Architecture: Approval Service as a Sidecar

Instead of embedding approval logic in every agent, extract it into a shared service:

┌─────────────┐
│   Agent A   │──┐
└─────────────┘  │
                 ├──► ┌──────────────────┐      ┌──────────────┐
┌─────────────┐  │    │ Approval Service │◄────►│ Notification │
│   Agent B   │──┤    │  - Queue         │      │   Service    │
└─────────────┘  │    │  - Policy Engine │      └──────────────┘
                 │    │  - State Store   │
┌─────────────┐  │    └──────────────────┘
│   Agent C   │──┘            │
└─────────────┘               │

                      ┌──────────────┐
                      │ Audit Log DB │
                      └──────────────┘

Approval Service responsibilities:

  • Queue incoming requests from all agents
  • Apply batching and risk-based routing policies
  • Send notifications (Slack, email, mobile push)
  • Store pending requests with TTL
  • Emit metrics and audit logs
  • Resume agent execution after decision

This centralizes policy enforcement and makes it easier to tune batching windows, risk thresholds, and notification channels without modifying agent code.
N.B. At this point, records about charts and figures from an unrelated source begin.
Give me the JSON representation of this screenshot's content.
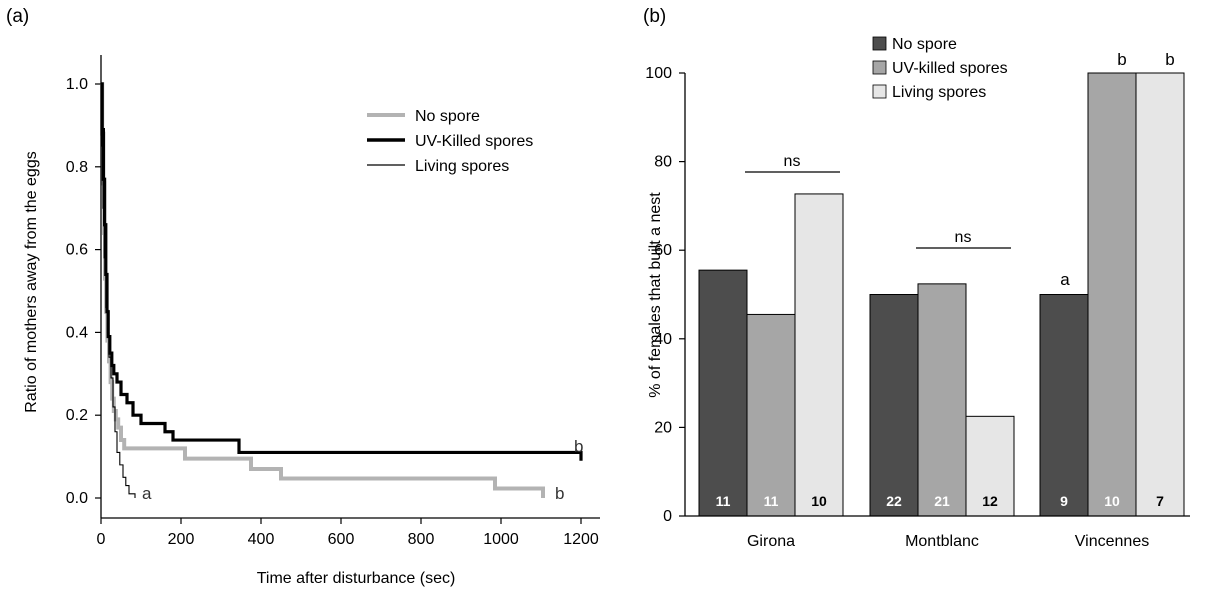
{
  "panel_a": {
    "label": "(a)",
    "legend": [
      "No spore",
      "UV-Killed spores",
      "Living spores"
    ],
    "letters": {
      "no_spore": "b",
      "uv_killed": "b",
      "living": "a"
    }
  },
  "panel_b": {
    "label": "(b)",
    "legend": [
      "No spore",
      "UV-killed spores",
      "Living spores"
    ],
    "ns_labels": [
      "ns",
      "ns"
    ],
    "letters": [
      "a",
      "b",
      "b"
    ]
  },
  "colors": {
    "no_spore_line": "#b3b3b3",
    "uv_killed_line": "#000000",
    "living_line": "#000000",
    "bar_no_spore": "#4d4d4d",
    "bar_uv_killed": "#a6a6a6",
    "bar_living": "#e6e6e6"
  },
  "chart_data": [
    {
      "type": "line",
      "title": "",
      "xlabel": "Time after disturbance (sec)",
      "ylabel": "Ratio of mothers away from the eggs",
      "xlim": [
        0,
        1200
      ],
      "ylim": [
        0,
        1.0
      ],
      "xticks": [
        "0",
        "200",
        "400",
        "600",
        "800",
        "1000",
        "1200"
      ],
      "yticks": [
        "0.0",
        "0.2",
        "0.4",
        "0.6",
        "0.8",
        "1.0"
      ],
      "legend_position": "top-right",
      "series": [
        {
          "name": "No spore",
          "x": [
            0,
            3,
            6,
            8,
            10,
            13,
            16,
            20,
            24,
            28,
            32,
            37,
            43,
            50,
            58,
            66,
            110,
            210,
            375,
            450,
            985,
            1105
          ],
          "y": [
            1.0,
            0.88,
            0.76,
            0.64,
            0.53,
            0.45,
            0.38,
            0.33,
            0.28,
            0.24,
            0.21,
            0.19,
            0.17,
            0.14,
            0.12,
            0.12,
            0.12,
            0.095,
            0.07,
            0.047,
            0.023,
            0.0
          ]
        },
        {
          "name": "UV-Killed spores",
          "x": [
            0,
            3,
            6,
            9,
            12,
            15,
            18,
            22,
            27,
            32,
            40,
            50,
            65,
            80,
            100,
            160,
            180,
            345,
            1200
          ],
          "y": [
            1.0,
            0.89,
            0.77,
            0.66,
            0.54,
            0.45,
            0.39,
            0.35,
            0.32,
            0.3,
            0.28,
            0.25,
            0.23,
            0.2,
            0.18,
            0.16,
            0.14,
            0.11,
            0.09
          ]
        },
        {
          "name": "Living spores",
          "x": [
            0,
            2,
            5,
            8,
            12,
            16,
            20,
            25,
            30,
            35,
            40,
            47,
            55,
            62,
            70,
            85
          ],
          "y": [
            1.0,
            0.85,
            0.7,
            0.58,
            0.46,
            0.4,
            0.34,
            0.29,
            0.22,
            0.16,
            0.11,
            0.08,
            0.05,
            0.03,
            0.01,
            0.0
          ]
        }
      ]
    },
    {
      "type": "bar",
      "title": "",
      "xlabel": "",
      "ylabel": "% of females that built a nest",
      "ylim": [
        0,
        100
      ],
      "yticks": [
        "0",
        "20",
        "40",
        "60",
        "80",
        "100"
      ],
      "categories": [
        "Girona",
        "Montblanc",
        "Vincennes"
      ],
      "legend_position": "top",
      "series": [
        {
          "name": "No spore",
          "values": [
            55.5,
            50,
            50
          ],
          "n": [
            "11",
            "22",
            "9"
          ]
        },
        {
          "name": "UV-killed spores",
          "values": [
            45.5,
            52.4,
            100
          ],
          "n": [
            "11",
            "21",
            "10"
          ]
        },
        {
          "name": "Living spores",
          "values": [
            72.7,
            22.5,
            100
          ],
          "n": [
            "10",
            "12",
            "7"
          ]
        }
      ]
    }
  ]
}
When Permission Fatigue Becomes a Security Incident

The game proves that humans are bad at reading repetitive approval prompts. In production, this leads to:

  • Approving a tool call that deletes production data
  • Granting an agent access to a sensitive API it should not touch
  • Clicking yes on a prompt that was actually a phishing attempt (adversarial prompt injection)

Mitigations:

  • Rate limiting: Cap the number of approval requests per agent per hour
  • Anomaly detection: Flag requests that deviate from the agent’s normal behavior
  • Mandatory delays: Force a 5-second wait before allowing approval on high-risk actions
  • Randomized confirmation: Require the user to type a random word instead of just clicking yes

The game does not implement any of these. It just lets you click yes as fast as you want. Real systems that skip these mitigations end up in incident postmortems.

Technical Verdict

Use human-in-the-loop approval when:

  • Agents interact with production systems or external APIs
  • Compliance requires human oversight for certain actions
  • The cost of a mistake is higher than the cost of interruption

Avoid it when:

  • The agent only reads data or performs idempotent operations
  • Approval latency breaks the user experience (real-time chat, live dashboards)
  • You have not built batching, risk tiers, and observability (you will create permission fatigue and security risk)

The game is a useful reminder that approval prompts are not a security feature if users stop reading them. If your agent system requires more than 3-5 approvals per task, you need better permission scopes, batching policies, or a different trust model.